I figured that if my students were learning to become more effective writers, stronger readers, and deeper thinkers, that would show up on any kind of assessment they were forced to take.

But with three days to go until the test, I noticed something: a bunch of my students began to freak out.

“Mr. Reynolds, are you going to prepare us for the MCAS?”

“Mr. Reynolds, WHEN IS the MCAS?”

“Mr. Reynolds, what are we going to have to do this year on the MCAS?”

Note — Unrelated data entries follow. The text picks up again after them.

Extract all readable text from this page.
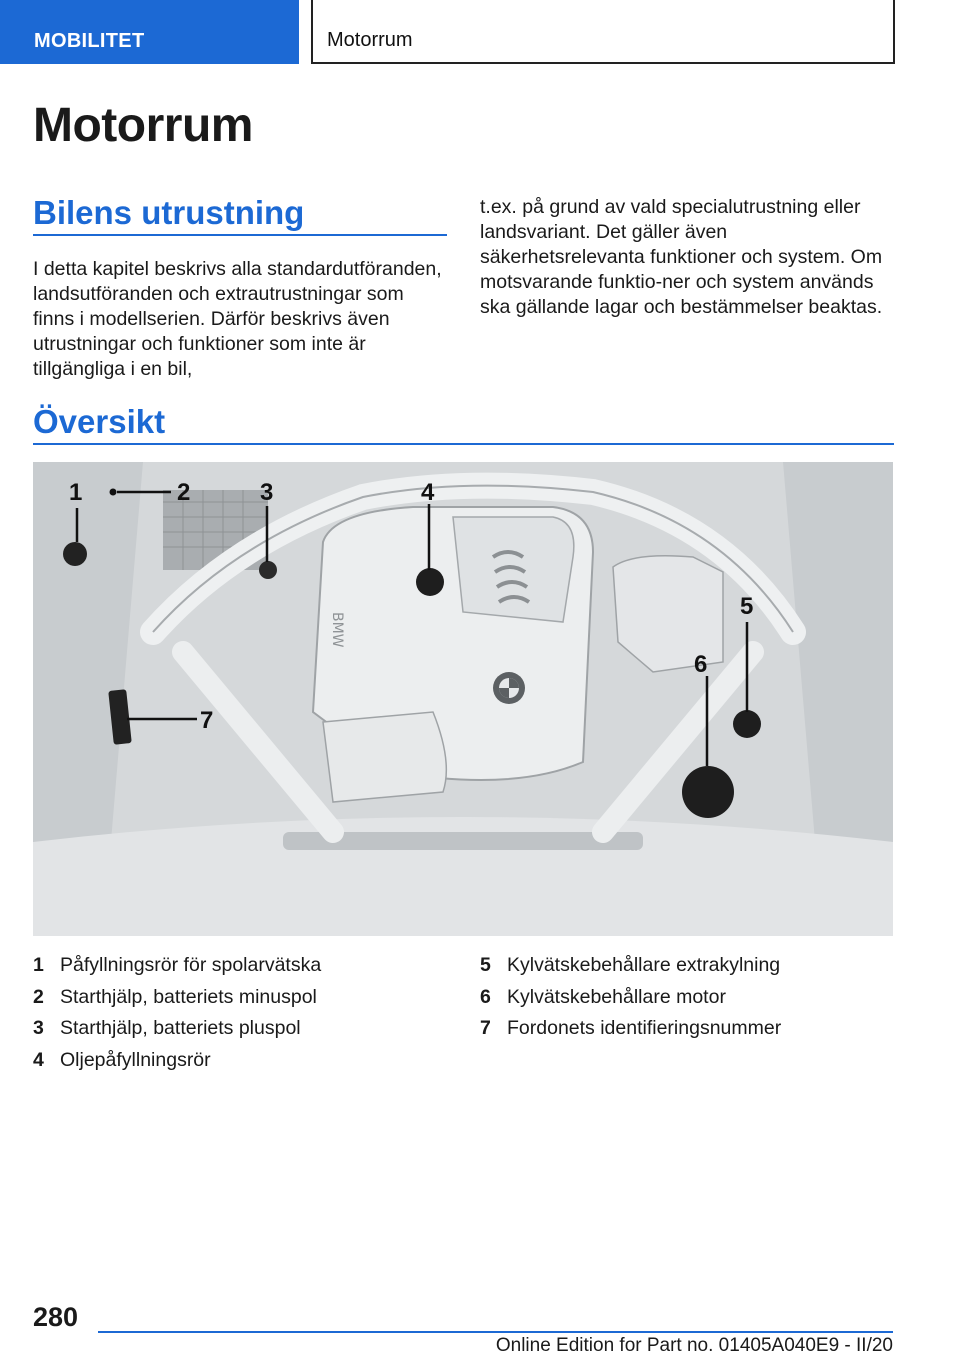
MOBILITET	Motorrum
Motorrum
Bilens utrustning

I detta kapitel beskrivs alla standardutföranden, landsutföranden och extrautrustningar som finns i modellserien. Därför beskrivs även utrustningar och funktioner som inte är tillgängliga i en bil,

t.ex. på grund av vald specialutrustning eller landsvariant. Det gäller även säkerhetsrelevanta funktioner och system. Om motsvarande funktio-ner och system används ska gällande lagar och bestämmelser beaktas.

Översikt
BMW
1	2	3	4
5
6
7
1 Påfyllningsrör för spolarvätska
2 Starthjälp, batteriets minuspol
3 Starthjälp, batteriets pluspol
4 Oljepåfyllningsrör
5 Kylvätskebehållare extrakylning
6 Kylvätskebehållare motor
7 Fordonets identifieringsnummer
280
Online Edition for Part no. 01405A040E9 - II/20
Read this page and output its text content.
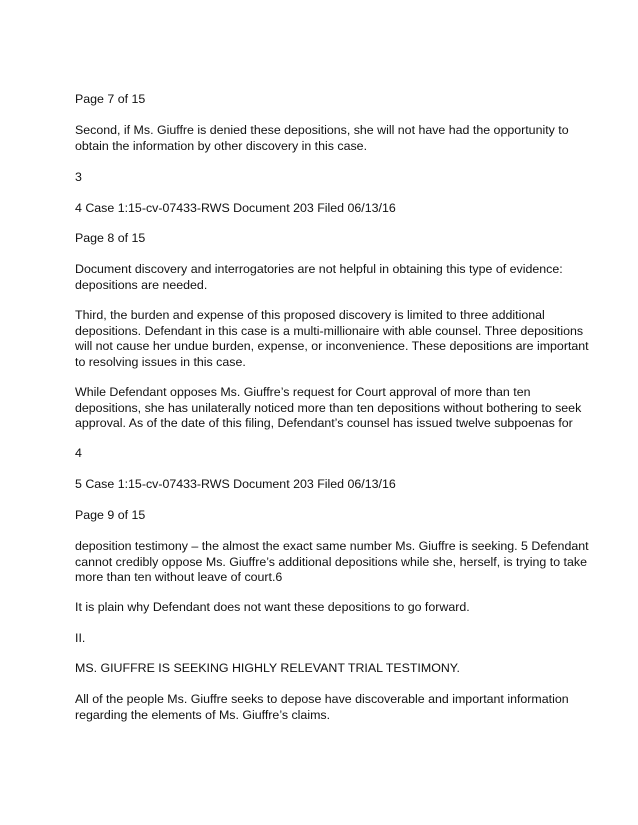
Page 7 of 15
Second, if Ms. Giuffre is denied these depositions, she will not have had the opportunity to
obtain the information by other discovery in this case.
3
4 Case 1:15-cv-07433-RWS Document 203 Filed 06/13/16
Page 8 of 15
Document discovery and interrogatories are not helpful in obtaining this type of evidence:
depositions are needed.
Third, the burden and expense of this proposed discovery is limited to three additional
depositions. Defendant in this case is a multi-millionaire with able counsel. Three depositions
will not cause her undue burden, expense, or inconvenience. These depositions are important
to resolving issues in this case.
While Defendant opposes Ms. Giuffre’s request for Court approval of more than ten
depositions, she has unilaterally noticed more than ten depositions without bothering to seek
approval. As of the date of this filing, Defendant’s counsel has issued twelve subpoenas for
4
5 Case 1:15-cv-07433-RWS Document 203 Filed 06/13/16
Page 9 of 15
deposition testimony – the almost the exact same number Ms. Giuffre is seeking. 5 Defendant
cannot credibly oppose Ms. Giuffre’s additional depositions while she, herself, is trying to take
more than ten without leave of court.6
It is plain why Defendant does not want these depositions to go forward.
II.
MS. GIUFFRE IS SEEKING HIGHLY RELEVANT TRIAL TESTIMONY.
All of the people Ms. Giuffre seeks to depose have discoverable and important information
regarding the elements of Ms. Giuffre’s claims.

And that’s about when I realized that I was either doing one of two things: 1) being a terribly inept teacher in not photocopying a slew of models and worksheets and test preparation activities for my students; or 2) practicing what I had been preaching all year long: that education is about more than a test grade, and that authentic learning is more about going deep than it is about going fast or far.

However, I relented a bit and explained what the MCAS was about, and what it would ask them to do. I even photocopied a few examples of what the MCAS people said were strong writing samples.

This seemed to quell the anxiety of some of my students. Yet the day before the test, I asked all of my students in each of my five 7th grade classes to close their eyes. Then I asked them to hold up a hand with fingers from 1 – 5. 1 meant I am really freaked out and nervous and anxious about this test tomorrow! 5 meant I am not worried at all; everything will be fine.

While some students held up 5’s, I felt a pang inside myself to see that some students felt a 1 or a 2. Many held up a 3. In years past, I had done more test prep activities, and I had detested every minute of it. It felt so awkward to stop what we were doing as a class to hand out practice bubble-tests, practice test-writing prompts, and practice readings.

I love writing and reading. They are my lifeblood, and I believe that words have the power to dramatically transform lives. But I struggle with the intention behind the words we ask students to read and write. If the intention is words for the sake of accountability, my heart wants to distance itself from activities in this camp.

Maybe I am idealistic. Maybe I need to learn how to help my students pause the normal classroom activities and prepare with conscientiousness and a good work ethic for the test that they are required to take.

Maybe I am selfish. Maybe I need to learn to think about my students more—asking, if they are forced to take this test, then isn’t it my responsibility to ensure they are impeccably well-prepared for it? In this vein, my actions this year indict me as self-focused and unkind.

But some part of me wants to hold on to the hope that as we talked (briefly) about the MCAS this year, and as I used the refrain, “You are more than a test score” over and over and over and…Perhaps something of that reality set in.

Perhaps my students were able to reflect on the fact that we can focus on writing and reading for the sake of writing and reading, rather than bubbling, and they felt the continuity of our class and curriculum moving deeper and deeper.  

Maybe, come next Fall, their scores will provide the verdict.

Or maybe, we won’t be just sitting around waiting to hear their scores. Maybe our stage direction will look a little different than Vladimir’s and Estragon’s. Maybe we won’t be waiting, at all, for the knowledge of if we are strong writers and readers, so much as we’ll be pursuing it.